The polymerase chain reaction (PCR) assay has turned out to be one of the most potential tools for diagnosis of schistosomiasis. However, the source and metabolic dynamics of Schistosoma japonicum DNA in the blood of hosts is not clear. In this study, rabbit models with monosexual and mixed sexual cercariae infection were established to interpret the source of the parasite DNA in serum of the hosts.
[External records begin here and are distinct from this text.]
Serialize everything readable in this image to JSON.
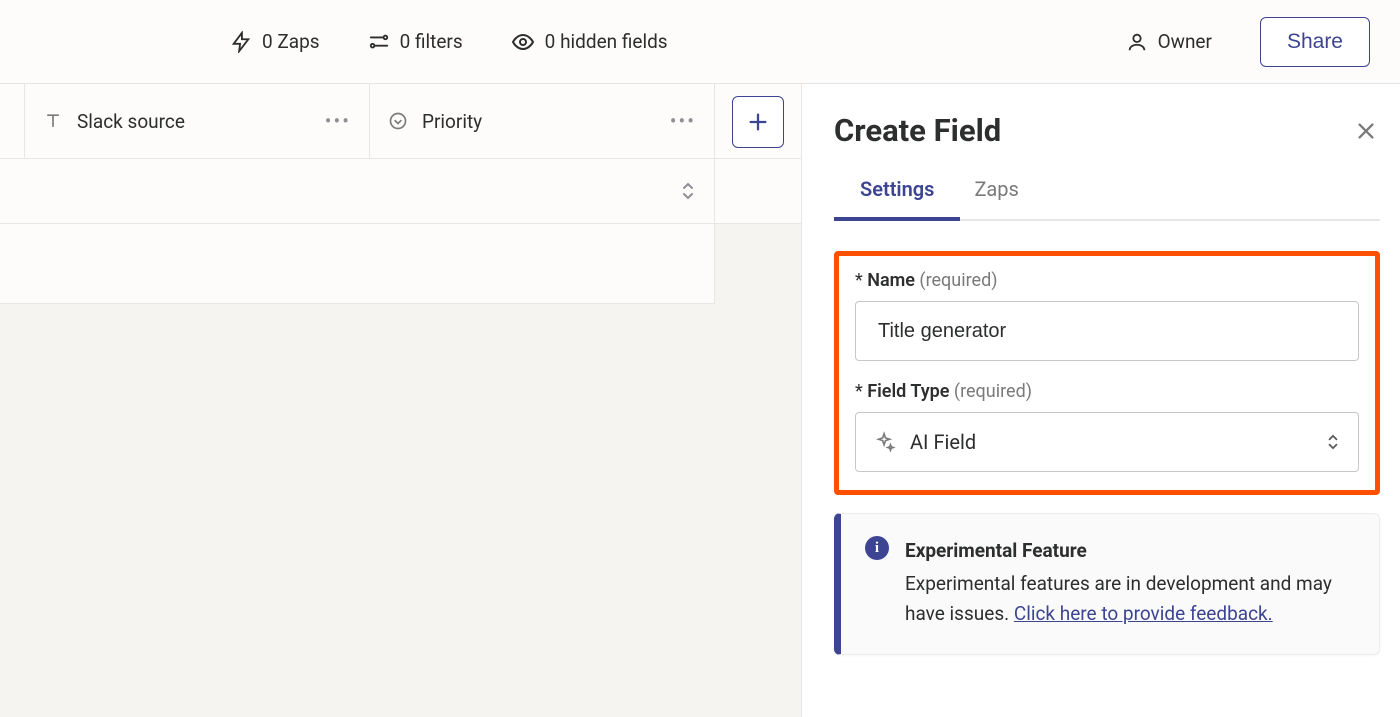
{
  "toolbar": {
    "zaps": "0 Zaps",
    "filters": "0 filters",
    "hidden_fields": "0 hidden fields",
    "owner": "Owner",
    "share": "Share"
  },
  "columns": [
    {
      "label": "Slack source",
      "type_icon": "text"
    },
    {
      "label": "Priority",
      "type_icon": "chevron-circle"
    }
  ],
  "panel": {
    "title": "Create Field",
    "tabs": {
      "settings": "Settings",
      "zaps": "Zaps"
    },
    "name_label": "Name",
    "name_required": "(required)",
    "name_value": "Title generator",
    "field_type_label": "Field Type",
    "field_type_required": "(required)",
    "field_type_value": "AI Field",
    "info_title": "Experimental Feature",
    "info_body": "Experimental features are in development and may have issues. ",
    "info_link": "Click here to provide feedback."
  }
}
Following administration of praziquantel at 7 weeks postinfection, the metabolic mechanism of S. japonicum DNA in serum of the hosts was studied. The findings showed that, for the monosexual cercariae infection, the parasite DNA was detectable in serum of the host from day 3 to week 3 postinfection, while for the mixed sexual cercariae infection, the detection results were continually positive during the 7 weeks after infection. After treatment with praziquantel, detection of S. japonicum DNA in rabbit sera became positive at the second day posttreatment, and the positive period lasted 3 weeks in the monosexual cercariae infection group. However, with the mixed sexual cercariae infection group, the PCR results remained positive for 16 weeks after treatment. We conclude that the S. japonicum DNA in host serum primarily comes from the residual body of dead schistosomula and/or tegument shedding of worm growing in the first 4 weeks postinfection, while during the spawning stage of the female schistosome, the parasite DNA mainly comes from the disintegration of inactive eggs. The duration from treatment to total elimination of worm origin DNA in serum is not exceeding 3 weeks. However, the DNA release from inactive eggs can last for more than 16 weeks. Further studies are needed to address the sources and metabolic dynamics of S. japonicum DNA in human serum.